| cv.SplitReg {SplitReg} | R Documentation |
Split Regularized Regression algorithm with a sparsity and diversity penalty.
Description
Computes a split regularized regression estimator. The sparsity and diversity penalty parameters are chosen automatically.
Usage
cv.SplitReg(
x,
y,
num_lambdas_sparsity = 100,
num_lambdas_diversity = 100,
alpha = 1,
num_models = 10,
tolerance = 1e-08,
max_iter = 1e+05,
num_folds = 10,
num_threads = 1
)
Arguments
x |
Design matrix. |
y |
Response vector. |
num_lambdas_sparsity |
Length of the grid of sparsity penalties. |
num_lambdas_diversity |
Length of the grid of diversity penalties. |
alpha |
Elastic Net tuning constant: the value must be between 0 and 1. Default is 1 (Lasso). |
num_models |
Number of models to build. |
tolerance |
Tolerance parameter to stop the iterations while cycling over the models. |
max_iter |
Maximum number of iterations before stopping the iterations while cycling over the models. |
num_folds |
Number of folds for cross-validating. |
num_threads |
Number of threads used for parallel computation over the folds. |
Details
Computes a split regularized regression estimator with num_models (G) models, defined as the linear models
\boldsymbol{\beta}^{1},\dots, \boldsymbol{\beta}^{G} that minimize
\sum\limits_{g=1}^{G}\left( \frac{1}{2n}\Vert \mathbf{y}-\mathbf{X} \boldsymbol{\beta}^{g}\Vert^{2}
+\lambda_{S}\left( \frac{(1-\alpha)}{2}\Vert \boldsymbol{\beta}^{g}\Vert_{2}^{2}+\alpha \Vert \boldsymbol{
\beta \Vert_1}\right)+\frac{\lambda_{D}}{2}\sum\limits_{h\neq g}\sum_{j=1}^{p}\vert \beta_{j}^{h}\beta_{j}^{g}\vert \right),
over grids for the penalty parameters \lambda_{S} and \lambda_{D} that are built automatically.

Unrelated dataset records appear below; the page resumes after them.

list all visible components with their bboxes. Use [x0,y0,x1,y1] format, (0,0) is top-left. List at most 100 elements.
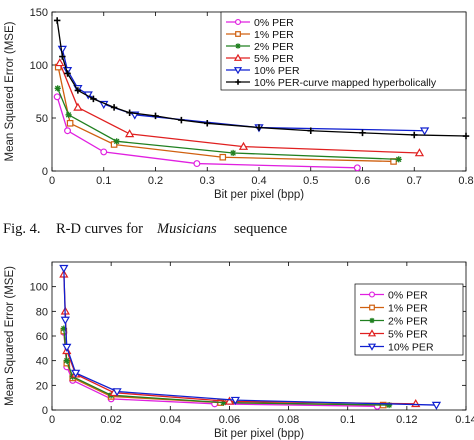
y-tick-label: 100 [30,282,48,294]
data-point [64,70,71,77]
legend-item: 1% PER [226,29,294,41]
legend-swatch-marker [233,67,243,75]
data-point [110,104,118,111]
x-tick-label: 0.1 [340,414,355,426]
data-point [53,17,61,24]
x-tick-label: 0.1 [96,175,111,187]
data-point [230,396,240,405]
legend-swatch-marker [235,43,241,49]
series-line [63,328,390,406]
data-point [60,316,70,325]
data-point [73,102,83,111]
data-point [152,112,159,120]
caption-suffix: sequence [234,221,287,237]
chart-2: 0 0.02 0.04 0.06 0.08 0.1 0.12 0.14 0 20 40 60 80 100… [4,261,474,440]
x-tick-label: 0.6 [355,175,370,187]
data-point [230,149,237,157]
legend-item: 2% PER [360,316,428,328]
y-tick-label: 40 [36,356,48,368]
y-axis-label: Mean Squared Error (MSE) [4,21,16,161]
caption-text: R-D curves for [56,221,143,237]
x-tick-label: 0.12 [396,414,417,426]
x-tick-label: 0.04 [160,414,181,426]
x-tick-label: 0.4 [251,175,266,187]
data-point [255,124,263,131]
legend-label: 10% PER [388,342,434,354]
data-point [419,127,430,136]
legend-swatch-marker [235,79,241,85]
series-4 [59,264,442,410]
legend-item: 0% PER [226,17,294,29]
data-point [66,119,74,127]
y-tick-label: 150 [30,7,48,19]
y-tick-label: 80 [36,306,48,318]
data-point [462,132,470,140]
x-tick-label: 0.08 [278,414,299,426]
x-tick-label: 0.8 [458,175,473,187]
data-point [178,116,185,124]
data-point [57,45,67,54]
data-point [113,138,120,145]
data-point [238,141,249,150]
series-0 [53,93,361,172]
data-point [64,127,72,135]
data-point [59,53,66,60]
legend-item: 5% PER [360,329,428,341]
x-axis-label: Bit per pixel (bpp) [214,428,304,440]
legend-swatch-marker [235,31,241,37]
legend-label: 0% PER [388,290,428,302]
legend-item: 5% PER [226,53,294,65]
data-point [71,369,81,378]
data-point [353,164,361,172]
x-tick-label: 0.14 [455,414,474,426]
x-axis-label: Bit per pixel (bpp) [214,189,304,201]
legend-item: 2% PER [226,41,294,53]
data-point [126,109,133,116]
data-point [112,388,122,397]
legend-swatch-marker [233,53,243,61]
y-axis-label: Mean Squared Error (MSE) [4,266,16,406]
x-tick-label: 0 [49,414,55,426]
data-point [386,402,393,409]
data-point [414,148,425,157]
data-point [62,343,72,352]
data-point [55,58,65,67]
data-point [204,120,211,127]
x-tick-label: 0.5 [303,175,318,187]
x-tick-label: 0.02 [100,414,121,426]
data-point [359,129,366,137]
legend-label: 2% PER [388,316,428,328]
x-tick-label: 0.3 [200,175,215,187]
x-tick-label: 0.7 [407,175,422,187]
legend-item: 0% PER [360,290,428,302]
legend-item: 10% PER [226,65,300,77]
x-tick-label: 0.2 [148,175,163,187]
legend-item: 10% PER [360,342,434,354]
data-point [90,95,97,103]
y-tick-label: 0 [42,166,48,178]
y-tick-label: 100 [30,60,48,72]
series-3 [55,58,425,157]
x-tick-label: 0.06 [219,414,240,426]
legend-swatch-marker [234,18,242,26]
series-1 [54,63,397,165]
legend-swatch-marker [368,291,376,298]
data-point [220,399,227,406]
data-point [124,129,135,138]
legend-item: 10% PER-curve mapped hyperbolically [226,77,437,89]
data-point [59,264,69,273]
legend-label: 5% PER [388,329,428,341]
data-point [63,357,70,364]
series-5 [53,17,470,140]
data-point [53,93,61,101]
legend-label: 1% PER [388,303,428,315]
legend-swatch-marker [367,343,377,351]
data-point [307,127,314,134]
data-point [411,131,418,139]
series-line [56,96,358,169]
legend-label: 2% PER [254,41,294,53]
y-tick-label: 0 [42,405,48,417]
data-point [100,148,108,156]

Larger values of \lambda_{S} encourage more sparsity within the models and larger values of \lambda_{D} encourage more diversity
among them.
If \lambda_{D}=0, then all of the models are equal to the Elastic Net regularized
least squares estimator with penalty parameter \lambda_{S}. Optimal penalty parameters are found by
num_folds cross-validation, where the prediction of the ensemble is formed by simple averaging.
The predictors and the response are standardized to zero mean and unit variance before any computations are performed.
The final output is in the original scales.
Value
An object of class cv.SplitReg, a list with entries
betas |
Coefficients computed over the path of penalties for sparsity; the penalty for diversity is fixed at the optimal value. |
intercepts |
Intercepts for each of the models along the path of penalties for sparsity. |
index_opt |
Index of the optimal penalty parameter for sparsity. |
lambda_sparsity_opt |
Optimal penalty parameter for sparsity. |
lambda_diversity_opt |
Optimal penalty parameter for diversity. |
lambdas_sparsity |
Grid of sparsity parameters. |
lambdas_diversity |
Grid of diversity parameters. |
cv_mse_opt |
Optimal CV MSE. |
call |
The matched call. |
See Also
predict.cv.SplitReg, coef.cv.SplitReg
Examples
library(MASS)
set.seed(1)
beta <- c(rep(5, 5), rep(0, 45))
Sigma <- matrix(0.5, 50, 50)
diag(Sigma) <- 1
x <- mvrnorm(50, mu = rep(0, 50), Sigma = Sigma)
y <- x %*% beta + rnorm(50)
fit <- cv.SplitReg(x, y, num_models=2)
coefs <- predict(fit, type="coefficients")